Allan Grammar is bedecked in chic but inviting interiors: white walls, parquetry floorboards and upholstered emerald booths.
“I guess the vibe we were trying to generate was more so about culture,’’ Bernecki says.
“I think for us we wanted to create a space where we could come and have a wine before dinner or after dinner.
“The space is very polished but I like to think it’s relaxed.
The wine bar’s title is an inside family joke for Bernecki and her siblings, who were homeschooled from when she was in Year 5 until Year 9 when she left to start TAFE.
Sick of being teased by their peers for not attending a conventional school, they hatched the fictional campus of Allan Grammar, after Allan Rd at Mulgoa, where they lived and hit the books.
And while the jibes about maths might have a degree of truth about them, Bernecki is laughing all the way to the bank now.
“I was so bad at maths at school but now I sit in a meeting with my accountant,’’ she says.

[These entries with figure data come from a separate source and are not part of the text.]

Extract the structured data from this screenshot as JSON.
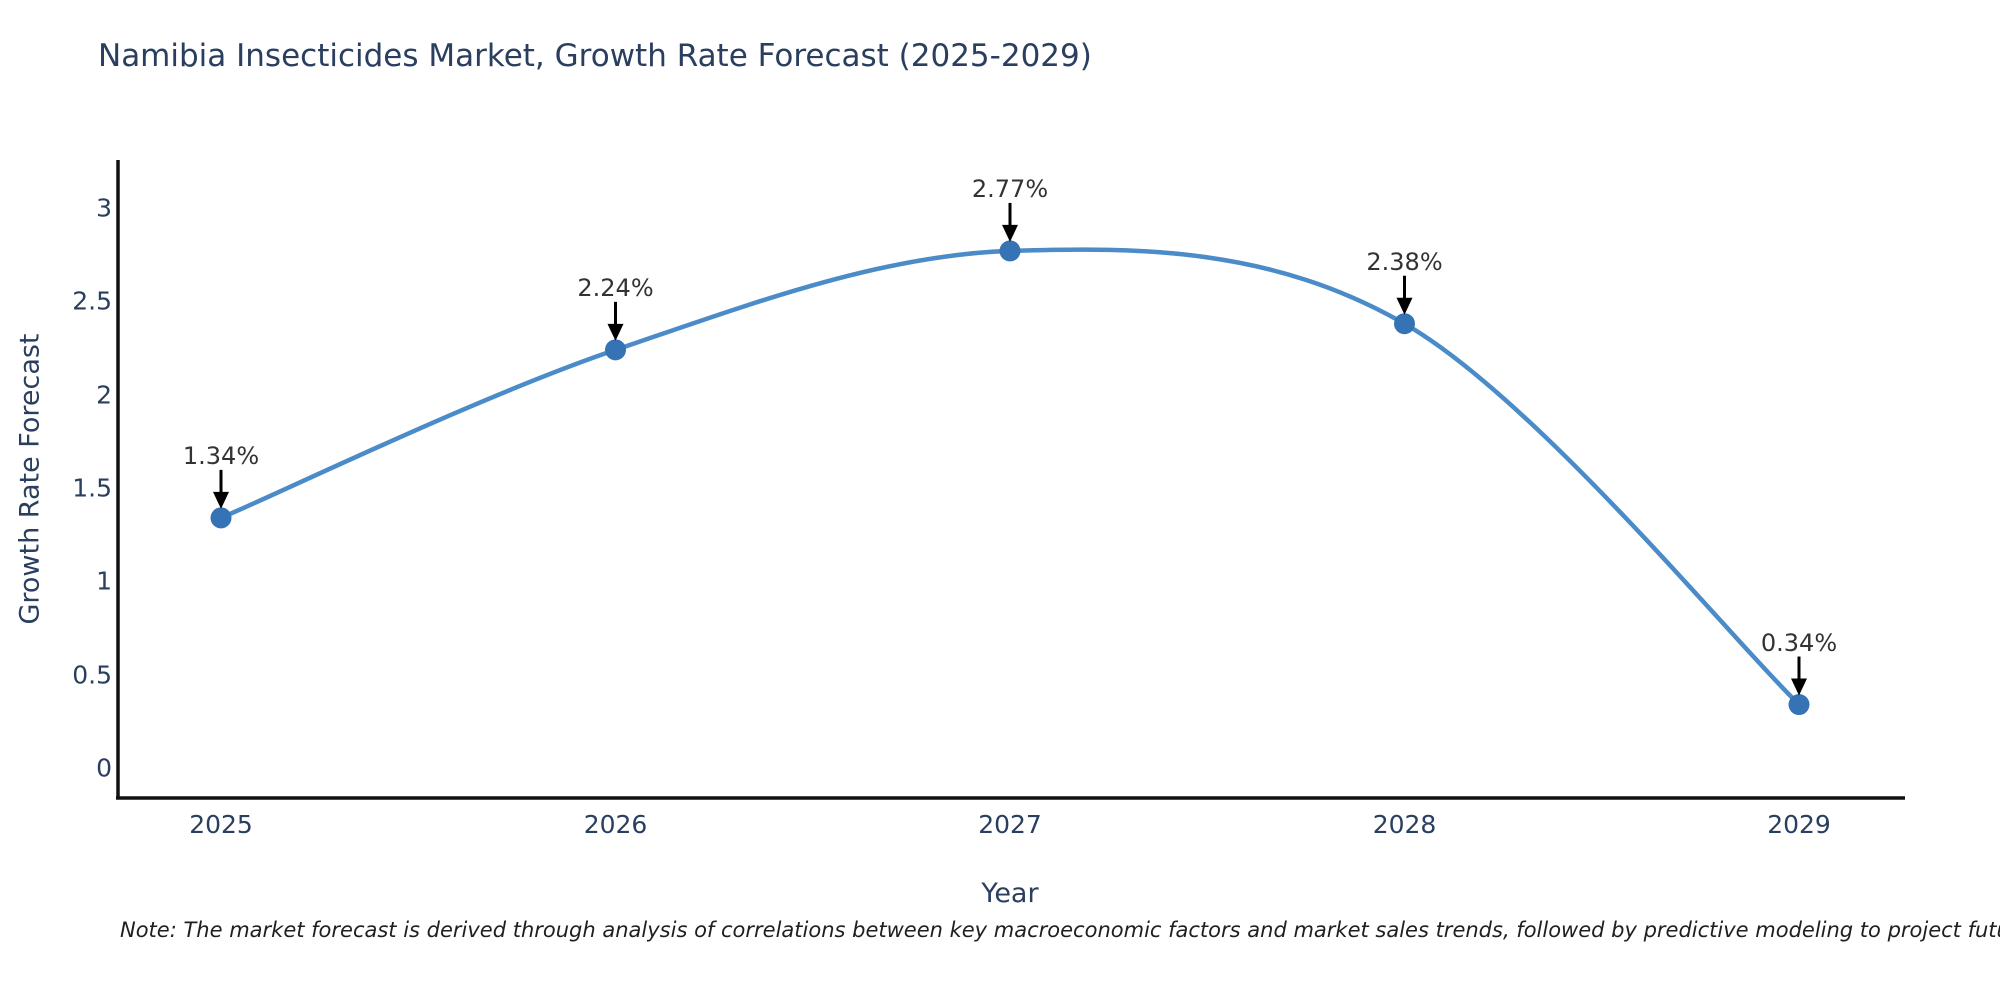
{
  "note": "Note: The market forecast is derived through analysis of correlations between key macroeconomic factors and market sales trends, followed by predictive modeling to project future sales",
  "chart_data": {
    "type": "line",
    "title": "Namibia Insecticides Market, Growth Rate Forecast (2025-2029)",
    "xlabel": "Year",
    "ylabel": "Growth Rate Forecast",
    "categories": [
      "2025",
      "2026",
      "2027",
      "2028",
      "2029"
    ],
    "values": [
      1.34,
      2.24,
      2.77,
      2.38,
      0.34
    ],
    "point_labels": [
      "1.34%",
      "2.24%",
      "2.77%",
      "2.38%",
      "0.34%"
    ],
    "yticks": [
      "0",
      "0.5",
      "1",
      "1.5",
      "2",
      "2.5",
      "3"
    ],
    "ytick_values": [
      0,
      0.5,
      1,
      1.5,
      2,
      2.5,
      3
    ],
    "ylim": [
      0,
      3.26
    ],
    "line_shape": "spline",
    "grid": "off",
    "legend": "none",
    "colors": {
      "line": "#4a8bc8",
      "marker": "#3573b4",
      "axis": "#111111",
      "title_text": "#2a3f5f",
      "tick_text": "#2a3f5f",
      "annotation_text": "#333333",
      "annotation_arrow": "#000000"
    }
  }
}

Her resume includes cooking at the acclaimed Restaurant Como in the Blue Mountains and other hatted restaurants she is too modest to mention but her greatest joy is coming full circle in Penrith and seeing its dining scene take off.
“I think that when we opened we wanted to make it easier for people to open spaces in Penrith, so when I here of other places opening it excites me for Penrith. When I see places like Percy Plunkett opening or High Street Depot opening, it’s exciting.
“If you’ve got the ability to do it, it’s probably your calling per se.’’
JUST like fellow Parramatta Square chef Brendan Fong, Jay Rao is using Pacific Islander influences in the newly-opened Ruse Bar & Brasserie. The Fiji Indian has traded outdoor cooking for fancy basque grills to cook whole fish.
“Every dish is something that traces back to my background cooking with wood, cooking on charcoal and spices from the Indian side of me as well,’’ Rao says.
“Growing up we used to do a lot of cooking underground.’’
The North Rocks 30-year-old has returned to the western suburbs to flex some creativity in his backyard after being the sous chef at hatted Newport restaurant Bert’s Bar and Brasserie, a Merivale venue where seafood abounds.
The owner of Ruse, John Vissaritis, who also owns the neighbouring Threefold Pastry and Harvey’s Hot Sandwiches, enticed Rao to head west.
A couple of years ago, Rao drove from the northern beaches after his shift to the under-construction Parramatta Square at 10pm and that was it. He was sold.
“I was looking at something where I could be the head chef and sink my teeth into,’’ Rao says.
“I think it was just the idea of Parramatta and what hasn’t been done in Parramatta before. Because I’m a local, when I think of Parramatta, there’s nothing like this.’’
Ruse, named after convict James Ruse, who became a well-known wheat and maize farmer in Parramatta after he was the first person in NSW to receive a land grant from Governor Arthur Phillip gave in 1791, has made its Parramatta Square debut with aplomb, as if it has been a local haunt for decades.
Rao’s expert touch is enhanced with handmade breads, pastas, and charcoal-kissed meat and fish sourced from NSW seas and farms and into the 360-degree charcoal oven.